That’s a pretty weird rant on EVs.
The carpool lanes were very under utilized. Hybrids and later EVs were also slow to be adopted, and the state wanted this adoption accelerated due to air quality and just general environmental consciousness.
So the state decided to add the carpool benefit, which solved two problems.
Now that EVs are far more abundant, that policy is getting revisited. Which is fair, because the carpool lane can only support so many before it just gets clogged like the main road. And people don’t necessarily need the encouragement to get EVs anymore.
Nothing is permanent.
partial_accumen@lemmy.world 2 months ago
This is the step where your comparison to solar (at least in California) breaks down. I’m not a California resident, but from what I understand under the NEM 1 and NEM 2 rules there is NO expectation the preferential net metering will last forever. Solar customers were specifically told that putting in solar during NEM 1 would guarantee those terms for 20 years from install date. Same thing for NEM 2, the rules would apply for 20 years from the install date.

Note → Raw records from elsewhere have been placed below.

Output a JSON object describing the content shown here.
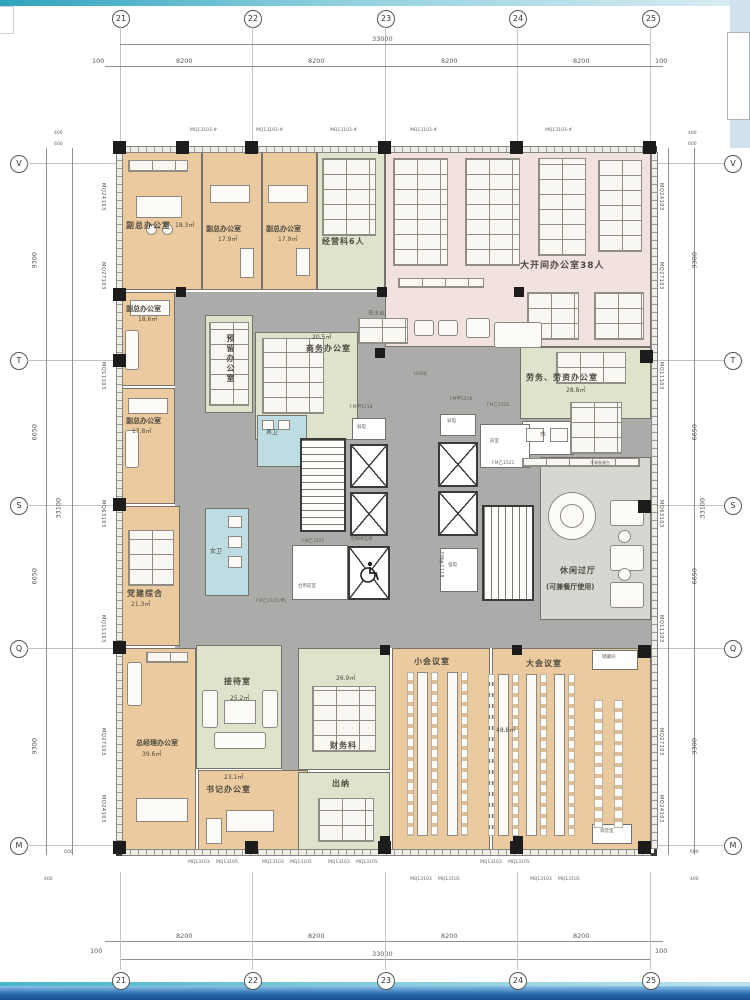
{
  "grid": {
    "top": [
      "21",
      "22",
      "23",
      "24",
      "25"
    ],
    "bottom": [
      "21",
      "22",
      "23",
      "24",
      "25"
    ],
    "left": [
      "V",
      "T",
      "S",
      "Q",
      "M"
    ],
    "right": [
      "V",
      "T",
      "S",
      "Q",
      "M"
    ]
  },
  "dims": {
    "t33000": "33000",
    "t33100": "33100",
    "s8200": "8200",
    "s9300": "9300",
    "s6650": "6650",
    "e100": "100",
    "o600": "600",
    "o400": "400"
  },
  "edge_labels": {
    "mq24": "MQ24103",
    "mq27": "MQ27103",
    "mq11": "MQ11103",
    "mq63": "MQ63103",
    "win_top": "MQ13103-#",
    "win_b1": "MQ13103",
    "win_b2": "MQ13105"
  },
  "rooms": {
    "vz1": {
      "name": "副总办公室",
      "area": "18.3㎡"
    },
    "vz2": {
      "name": "副总办公室",
      "area": "17.9㎡"
    },
    "vz3": {
      "name": "副总办公室",
      "area": "17.9㎡"
    },
    "jyk": {
      "name": "经营科6人"
    },
    "dkj": {
      "name": "大开间办公室38人"
    },
    "vz4": {
      "name": "副总办公室",
      "area": "18.6㎡"
    },
    "vz5": {
      "name": "副总办公室",
      "area": "17.8㎡"
    },
    "djzh": {
      "name": "党建综合",
      "area": "21.3㎡"
    },
    "yl": {
      "name": "预留办公室"
    },
    "sw": {
      "name": "商务办公室",
      "area": "20.5㎡"
    },
    "lw": {
      "name": "劳务、劳资办公室",
      "area": "28.8㎡"
    },
    "xx": {
      "name": "休闲过厅",
      "note": "(可兼餐厅使用)"
    },
    "jd": {
      "name": "接待室",
      "area": "25.2㎡"
    },
    "zjl": {
      "name": "总经理办公室",
      "area": "39.6㎡"
    },
    "sj": {
      "name": "书记办公室",
      "area": "23.1㎡"
    },
    "cw": {
      "name": "财务科",
      "area": "26.9㎡"
    },
    "cn": {
      "name": "出纳"
    },
    "xhy": {
      "name": "小会议室"
    },
    "dhy": {
      "name": "大会议室",
      "area": "48.8㎡"
    },
    "ccj": {
      "name": "储藏间"
    },
    "tyj": {
      "name": "调音室"
    },
    "nw": {
      "name": "男卫"
    },
    "nvw": {
      "name": "女卫"
    }
  },
  "core": {
    "rd": "弱电",
    "qd": "强电",
    "qs": "前室",
    "hyqs": "合用前室",
    "wza": "无障碍电梯",
    "shui": "水",
    "cst": "茶水台",
    "lc": "冷餐备餐台",
    "gn": "1000高"
  },
  "doors": {
    "a": "FM乙1521",
    "b": "FM乙1521(甲)",
    "c": "FM甲1218",
    "d": "FM甲1118"
  }
}
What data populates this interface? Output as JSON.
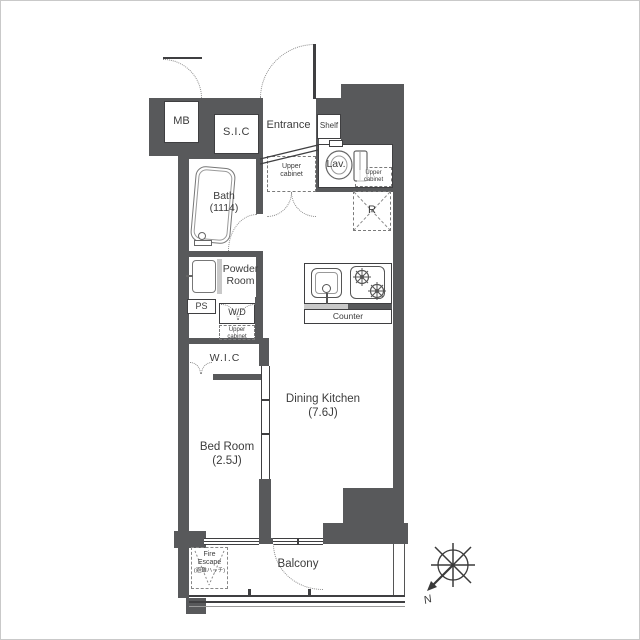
{
  "labels": {
    "mb": "MB",
    "sic": "S.I.C",
    "entrance": "Entrance",
    "shelf": "Shelf",
    "upper_cabinet_entrance": "Upper cabinet",
    "lav": "Lav.",
    "upper_cabinet_lav": "Upper cabinet",
    "bath_name": "Bath",
    "bath_size": "(1114)",
    "refrigerator": "R",
    "powder_room": "Powder Room",
    "ps": "PS",
    "washer_dryer": "W/D",
    "upper_cabinet_wd": "Upper cabinet",
    "wic": "W.I.C",
    "counter": "Counter",
    "dining_kitchen_name": "Dining Kitchen",
    "dining_kitchen_size": "(7.6J)",
    "bedroom_name": "Bed Room",
    "bedroom_size": "(2.5J)",
    "fire_escape_line1": "Fire",
    "fire_escape_line2": "Escape",
    "fire_escape_line3": "(避難ハッチ)",
    "balcony": "Balcony",
    "compass_north": "N"
  },
  "colors": {
    "wall": "#58595B",
    "line": "#3F3F41",
    "fixture_line": "#777777",
    "text": "#3C3C3C",
    "background": "#FFFFFF"
  }
}
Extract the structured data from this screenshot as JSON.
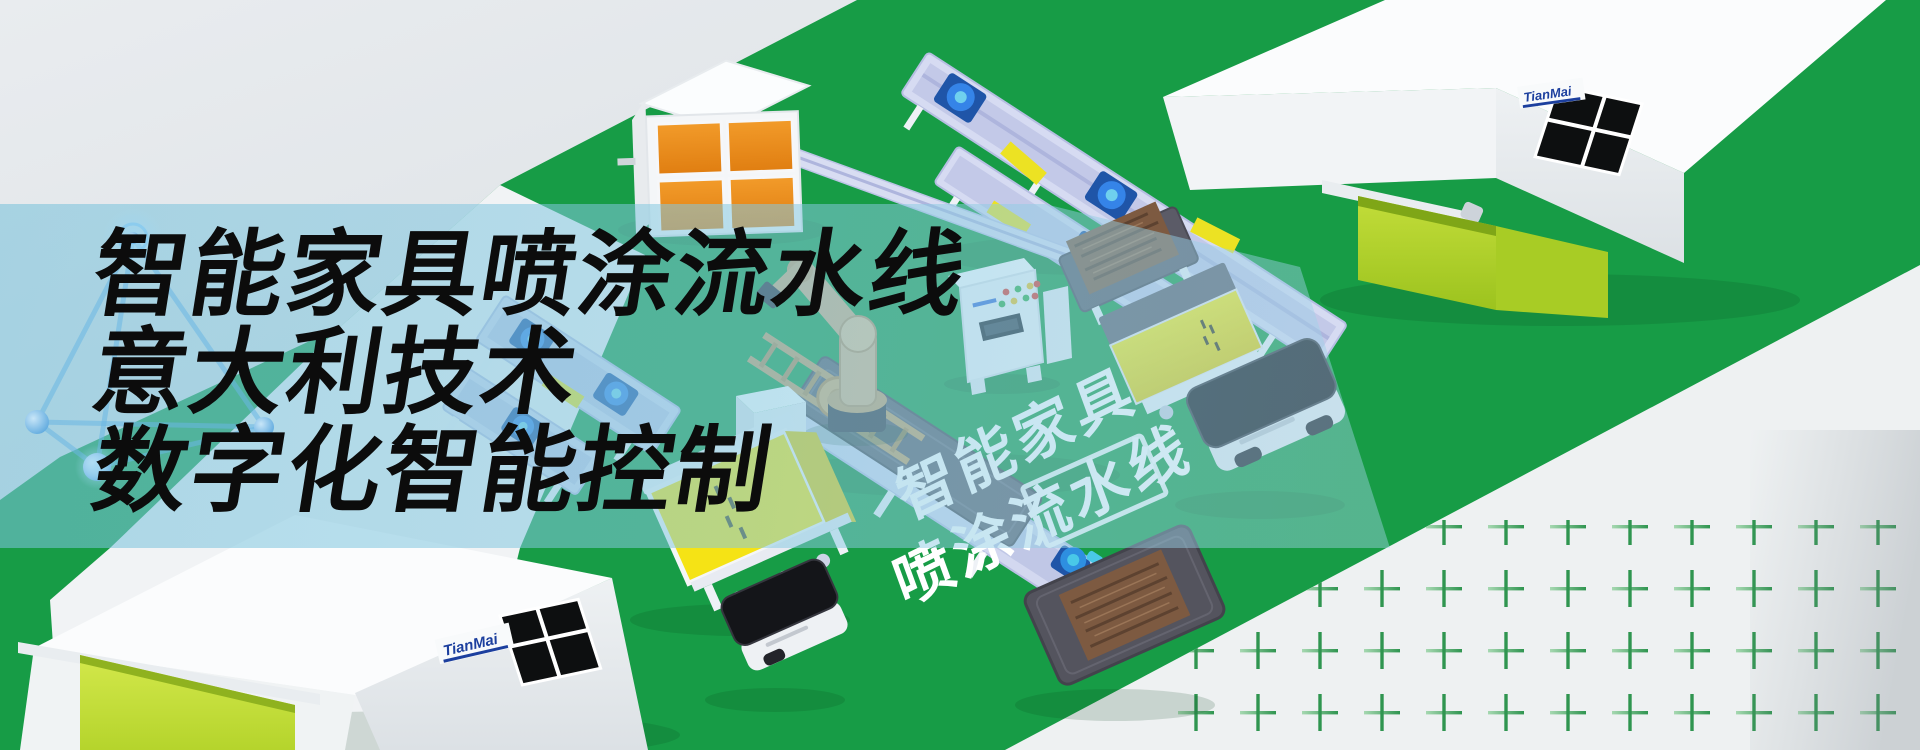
{
  "banner": {
    "headline": {
      "line1": "智能家具喷涂流水线",
      "line2": "意大利技术",
      "line3": "数字化智能控制"
    },
    "floor_caption": {
      "line1": "智能家具",
      "line2": "喷涂流水线"
    },
    "brand_logo": "TianMai",
    "colors": {
      "floor_green": "#179c46",
      "floor_gray": "#e6e9ec",
      "overlay_blue": "#7dc1dc",
      "booth_orange": "#ee8c1d",
      "machine_yellow": "#f5e315",
      "door_green_left": "#c6e03c",
      "door_green_right": "#b2d42c",
      "frame_silver": "#d3d8f0",
      "motor_blue": "#2f80dd",
      "robot_tan": "#d7b287",
      "wood_brown": "#7d5a41",
      "plus_mark_green": "#2f9550",
      "logo_blue": "#1c3f9e",
      "headline_black": "#0c0c0c",
      "caption_white": "#ffffff"
    }
  }
}
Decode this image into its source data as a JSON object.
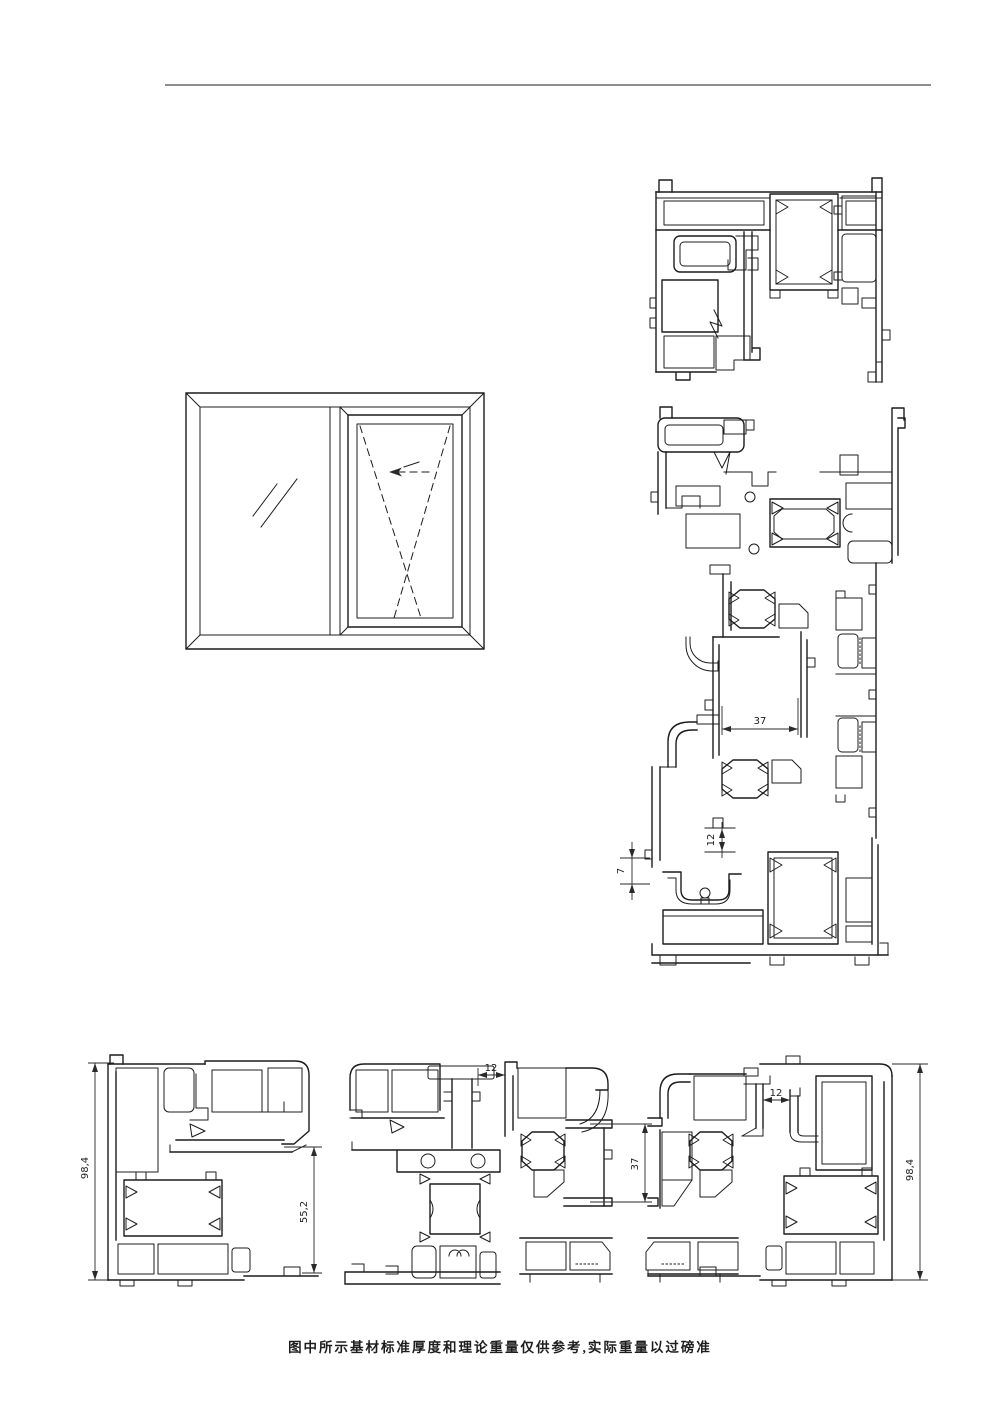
{
  "colors": {
    "line": "#1c1c1c",
    "dimension": "#2a2a2a",
    "rule": "#8d8d8d",
    "background": "#ffffff"
  },
  "footer": {
    "note": "图中所示基材标准厚度和理论重量仅供参考,实际重量以过磅准"
  },
  "dims": {
    "right_section": {
      "d37": "37",
      "d12": "12",
      "d7": "7"
    },
    "bottom_left": {
      "overall_height": "98,4",
      "sash_height": "55,2"
    },
    "bottom_middle": {
      "gap12": "12",
      "d37": "37"
    },
    "bottom_right": {
      "gap12": "12",
      "overall_height": "98,4"
    }
  }
}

After the 20 year period, you’d be subject to whatever net meter would be offered to new customers, which could be none. source
What this proposition proposes is cutting that 20 years to 10 years from install date:
"Convert NEM 1.0 and 2.0 accounts to the NBT either upon sale of a home or after 10 years of interconnection. " source
So customers that took a large financial risk installing solar that are coming out ahead may now have the deal shifted out of their favor. How is that fair to the solar customers? Worse, the knock on effect will destroy the trust in state government incentives in the future. Why would any citizen risk a long term outlay based on policy if the state government may decide one day they don’t want to hold up their end of the deal anymore?